“Caught” is a contemporary film noir with plenty of sexual melodrama but little sense of style. Veteran indie director Robert M. Young works a number of interesting wrinkles into the familiar, “Postman Always Rings Twice” married couple-younger man triangle and has drawn fine performances from his leading actors. But the aftermath to the startling climax takes a lot of wind out of its sails, making for a disappointed feeling at fadeout. Commercial prospects are iffy.
Although Young generally has dealt with more overtly topical and socially conscious material in the past, a strong sense of economic imperatives and the working life nonetheless informs this slowly simmering tale.
Joe and Betty (Edward James Olmos, Maria Conchita Alonso) have long run a successful neighborhood fish shop in Jersey City. With their only son, Danny (Steven Schub), away in Hollywood chasing his showbiz dream, the pair have their routine interrupted by the arrival off the streets of Nick (Arie Verveen), a rugged Irish vagabond whom Betty rather abruptly invites to stay in Danny’s former room upstairs.
Joe agrees to the arrangement because he could use some help in the shop, and Nick turns out to be an adept student, quickly learning the ropes of the early morning visits to the Fulton Fish Market and becoming skillful at boning shad.
Although Joe doesn’t suspect a thing, there is no doubt from the outset that there is something else at which Nick will prove skillful. So the question quickly centers upon what variations Young and screenwriter Edward Pomerantz, adapting his own novel, will introduce into the young stud-eager neglected wife scenario.
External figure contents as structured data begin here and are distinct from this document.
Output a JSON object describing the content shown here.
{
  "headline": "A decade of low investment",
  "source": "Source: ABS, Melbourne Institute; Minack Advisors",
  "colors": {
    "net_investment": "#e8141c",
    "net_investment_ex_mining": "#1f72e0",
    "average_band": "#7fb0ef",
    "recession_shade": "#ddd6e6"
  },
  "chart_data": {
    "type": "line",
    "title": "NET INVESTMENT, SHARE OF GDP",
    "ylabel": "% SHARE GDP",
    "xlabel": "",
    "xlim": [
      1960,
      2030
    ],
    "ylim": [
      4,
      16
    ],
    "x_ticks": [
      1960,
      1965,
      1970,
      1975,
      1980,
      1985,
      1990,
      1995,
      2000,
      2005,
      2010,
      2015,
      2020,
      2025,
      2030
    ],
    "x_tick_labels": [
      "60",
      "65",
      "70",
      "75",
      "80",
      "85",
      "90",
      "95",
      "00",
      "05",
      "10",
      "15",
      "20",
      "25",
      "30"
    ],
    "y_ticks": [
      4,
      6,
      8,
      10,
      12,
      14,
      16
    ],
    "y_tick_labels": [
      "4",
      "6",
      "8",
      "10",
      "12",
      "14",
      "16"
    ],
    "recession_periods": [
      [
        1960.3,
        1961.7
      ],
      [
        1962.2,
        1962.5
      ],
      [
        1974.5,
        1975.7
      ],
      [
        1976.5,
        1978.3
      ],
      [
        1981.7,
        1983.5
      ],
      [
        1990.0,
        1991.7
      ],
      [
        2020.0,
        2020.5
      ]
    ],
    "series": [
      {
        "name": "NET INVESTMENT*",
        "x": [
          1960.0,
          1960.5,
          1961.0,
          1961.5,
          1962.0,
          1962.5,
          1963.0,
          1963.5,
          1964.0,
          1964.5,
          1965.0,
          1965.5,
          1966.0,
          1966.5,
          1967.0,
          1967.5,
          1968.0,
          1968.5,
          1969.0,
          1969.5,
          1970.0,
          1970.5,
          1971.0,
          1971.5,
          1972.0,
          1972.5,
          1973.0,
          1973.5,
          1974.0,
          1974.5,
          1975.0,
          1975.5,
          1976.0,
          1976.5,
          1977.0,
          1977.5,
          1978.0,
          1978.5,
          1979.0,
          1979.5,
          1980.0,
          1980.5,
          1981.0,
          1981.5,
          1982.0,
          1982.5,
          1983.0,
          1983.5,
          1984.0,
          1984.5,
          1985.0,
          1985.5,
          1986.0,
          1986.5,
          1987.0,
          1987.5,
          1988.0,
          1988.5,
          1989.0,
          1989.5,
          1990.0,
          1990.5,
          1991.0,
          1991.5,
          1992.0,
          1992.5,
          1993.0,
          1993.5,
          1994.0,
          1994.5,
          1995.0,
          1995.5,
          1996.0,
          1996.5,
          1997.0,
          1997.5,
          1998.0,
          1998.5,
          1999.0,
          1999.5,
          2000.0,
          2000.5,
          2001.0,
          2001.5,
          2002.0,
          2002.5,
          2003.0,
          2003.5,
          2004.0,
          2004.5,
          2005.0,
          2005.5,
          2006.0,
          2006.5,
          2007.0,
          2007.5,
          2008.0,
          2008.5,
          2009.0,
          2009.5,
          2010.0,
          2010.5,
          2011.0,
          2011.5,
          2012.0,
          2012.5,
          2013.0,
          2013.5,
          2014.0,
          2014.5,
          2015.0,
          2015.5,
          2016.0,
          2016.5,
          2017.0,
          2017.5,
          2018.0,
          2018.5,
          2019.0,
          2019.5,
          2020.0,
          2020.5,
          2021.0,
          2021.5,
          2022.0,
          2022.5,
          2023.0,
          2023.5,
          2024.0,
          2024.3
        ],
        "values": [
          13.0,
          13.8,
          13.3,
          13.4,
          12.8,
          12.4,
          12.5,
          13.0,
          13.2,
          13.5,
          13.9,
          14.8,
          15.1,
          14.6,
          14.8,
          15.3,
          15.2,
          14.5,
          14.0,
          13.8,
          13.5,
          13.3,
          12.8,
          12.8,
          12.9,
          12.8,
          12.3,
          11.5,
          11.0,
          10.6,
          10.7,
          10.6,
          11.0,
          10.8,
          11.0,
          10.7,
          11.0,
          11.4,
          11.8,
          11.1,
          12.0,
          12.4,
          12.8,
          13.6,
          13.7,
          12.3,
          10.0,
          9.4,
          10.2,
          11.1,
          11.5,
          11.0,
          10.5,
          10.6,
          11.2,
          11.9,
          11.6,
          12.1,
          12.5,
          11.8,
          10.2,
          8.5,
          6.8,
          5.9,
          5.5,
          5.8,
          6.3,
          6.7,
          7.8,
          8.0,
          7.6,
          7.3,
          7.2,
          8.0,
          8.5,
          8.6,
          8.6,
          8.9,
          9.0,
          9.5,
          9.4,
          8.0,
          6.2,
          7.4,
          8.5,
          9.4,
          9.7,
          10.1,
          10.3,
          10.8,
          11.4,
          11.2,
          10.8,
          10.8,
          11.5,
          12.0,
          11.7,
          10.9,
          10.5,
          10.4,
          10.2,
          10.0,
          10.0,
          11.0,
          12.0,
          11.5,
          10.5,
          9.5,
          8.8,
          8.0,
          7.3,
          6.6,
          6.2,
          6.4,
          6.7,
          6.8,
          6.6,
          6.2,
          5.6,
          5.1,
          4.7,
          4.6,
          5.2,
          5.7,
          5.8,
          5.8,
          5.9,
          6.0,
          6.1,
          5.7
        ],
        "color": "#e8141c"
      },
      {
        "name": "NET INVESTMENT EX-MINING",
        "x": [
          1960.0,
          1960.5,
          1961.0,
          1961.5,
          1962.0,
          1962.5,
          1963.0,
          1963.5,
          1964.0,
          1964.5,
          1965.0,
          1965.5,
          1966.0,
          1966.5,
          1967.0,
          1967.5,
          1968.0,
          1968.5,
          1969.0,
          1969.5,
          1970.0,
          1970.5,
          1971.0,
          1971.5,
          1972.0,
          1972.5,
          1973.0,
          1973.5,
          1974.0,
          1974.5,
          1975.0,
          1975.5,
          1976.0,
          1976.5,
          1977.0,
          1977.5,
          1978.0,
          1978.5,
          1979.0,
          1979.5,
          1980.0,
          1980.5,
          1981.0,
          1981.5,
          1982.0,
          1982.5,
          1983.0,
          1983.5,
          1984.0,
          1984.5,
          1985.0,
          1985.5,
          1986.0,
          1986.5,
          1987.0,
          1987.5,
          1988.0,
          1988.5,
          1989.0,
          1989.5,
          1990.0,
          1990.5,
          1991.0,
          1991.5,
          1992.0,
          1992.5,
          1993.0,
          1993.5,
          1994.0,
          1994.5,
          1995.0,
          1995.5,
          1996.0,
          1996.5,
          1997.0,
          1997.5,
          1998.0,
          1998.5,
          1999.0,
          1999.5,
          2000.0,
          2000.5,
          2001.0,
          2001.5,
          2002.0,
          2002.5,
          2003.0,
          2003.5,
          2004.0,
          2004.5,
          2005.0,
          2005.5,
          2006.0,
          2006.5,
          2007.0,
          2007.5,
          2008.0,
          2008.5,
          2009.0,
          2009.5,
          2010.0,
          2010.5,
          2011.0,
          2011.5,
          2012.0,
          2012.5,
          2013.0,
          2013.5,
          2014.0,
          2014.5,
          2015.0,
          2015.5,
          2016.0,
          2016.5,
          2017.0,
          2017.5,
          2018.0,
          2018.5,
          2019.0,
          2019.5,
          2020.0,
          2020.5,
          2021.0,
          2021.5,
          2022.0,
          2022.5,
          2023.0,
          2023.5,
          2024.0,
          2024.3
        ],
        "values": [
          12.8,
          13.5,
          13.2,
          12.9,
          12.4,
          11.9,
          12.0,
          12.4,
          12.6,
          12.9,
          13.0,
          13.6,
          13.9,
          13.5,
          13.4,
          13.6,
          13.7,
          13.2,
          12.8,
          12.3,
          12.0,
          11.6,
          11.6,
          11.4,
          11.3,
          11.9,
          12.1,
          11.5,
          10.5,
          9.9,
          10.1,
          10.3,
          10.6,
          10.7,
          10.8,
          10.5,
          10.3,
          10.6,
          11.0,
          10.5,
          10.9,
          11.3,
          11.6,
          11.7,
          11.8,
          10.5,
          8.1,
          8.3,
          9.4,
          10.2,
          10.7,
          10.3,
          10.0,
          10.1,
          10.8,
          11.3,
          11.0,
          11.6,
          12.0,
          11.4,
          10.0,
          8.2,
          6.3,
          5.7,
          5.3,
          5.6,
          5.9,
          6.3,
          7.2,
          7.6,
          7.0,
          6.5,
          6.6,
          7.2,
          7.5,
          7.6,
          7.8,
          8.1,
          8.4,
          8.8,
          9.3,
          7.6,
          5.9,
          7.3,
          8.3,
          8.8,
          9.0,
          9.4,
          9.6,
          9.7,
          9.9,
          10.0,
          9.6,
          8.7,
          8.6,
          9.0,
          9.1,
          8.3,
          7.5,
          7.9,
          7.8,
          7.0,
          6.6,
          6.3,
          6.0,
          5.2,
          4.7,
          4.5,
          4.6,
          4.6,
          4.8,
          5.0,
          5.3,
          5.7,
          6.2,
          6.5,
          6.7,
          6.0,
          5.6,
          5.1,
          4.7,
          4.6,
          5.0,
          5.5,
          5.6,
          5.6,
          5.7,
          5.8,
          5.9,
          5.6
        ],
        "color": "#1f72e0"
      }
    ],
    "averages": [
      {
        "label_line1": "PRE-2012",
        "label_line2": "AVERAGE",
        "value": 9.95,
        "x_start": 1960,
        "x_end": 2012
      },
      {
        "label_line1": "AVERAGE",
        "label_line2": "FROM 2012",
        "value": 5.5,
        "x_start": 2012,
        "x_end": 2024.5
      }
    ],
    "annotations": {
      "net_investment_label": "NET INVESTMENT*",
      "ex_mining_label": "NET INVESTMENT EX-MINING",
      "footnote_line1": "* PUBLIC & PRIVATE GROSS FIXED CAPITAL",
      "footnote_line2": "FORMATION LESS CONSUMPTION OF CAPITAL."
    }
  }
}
The answer comes with the surprise arrival from L.A. of Danny, along with his wife, Amy (Bitty Schram), and young son. Startled to find a young man roughly his own age having taken his place in the household, Danny becomes suspicious almost at once.
A showbiz monster of the first order, forever cracking jokes witha sinister edge and obnoxiously provoking situations with his hyperactivity, Danny sets his family up in lodgings elsewhere, but soon gets it in his head that Nick may not only be sleeping with his mother but with his wife as well.
With ample emotional crosscurrents and conflicts thus in place, the film turns its attention back to Joe as he is faced with the decision of whether to sell his shop, at tremendous profit, to a Donald Trump-like developer. Initially opposed to the idea on principle, Joe slowly weakens in the face of his wife’s insistence and the potential that $ 1 million offers to realizing his dream of moving to Florida and running a fleet of deluxe fishing boats.
Danny’s manipulations finally force the deceptions and bitter truths out onto the table, triggering a traumatic incident that changes everything for everyone involved. But the moment is not followed up in the manner indicated by the film’s previous close scrutiny of emotional cause-and-effect; Young strangely chooses to concentrate instead on one character’s morose wanderings before serving up another violent jolt and a melancholy coda.
Performances are very sharp, with Olmos outstanding in conveying his character’s awareness that in body and spirit, he’s not entirely the man he used to be, a key reason he won’t put himself at risk by even imagining there could be something untoward going on under his roof. Alonso couldn’t be better as the middle-aged wife who still has the looks and desires for excitement of a 30 -year-old.
One of the film’s little jokes is to counter the hot-blooded Latino cliche by having the low-energy Hispanic husband cuckolded by a virile Irishman, and newcomer Verveen is low-key but convincing in the latter part. Schub is scary as the skittish, confrontational son.
Unfortunately, the action has been staged and lensed in very elementary fashion, with a heavy dependence on TV-style closeups shot in distinctly unatmospheric fashion and joined by inelegant cutting. In an era of conspicuous craftsmanship, especially in the neo-noir field, pic is way short on style, although jazzy music by Chris Botti is a plus.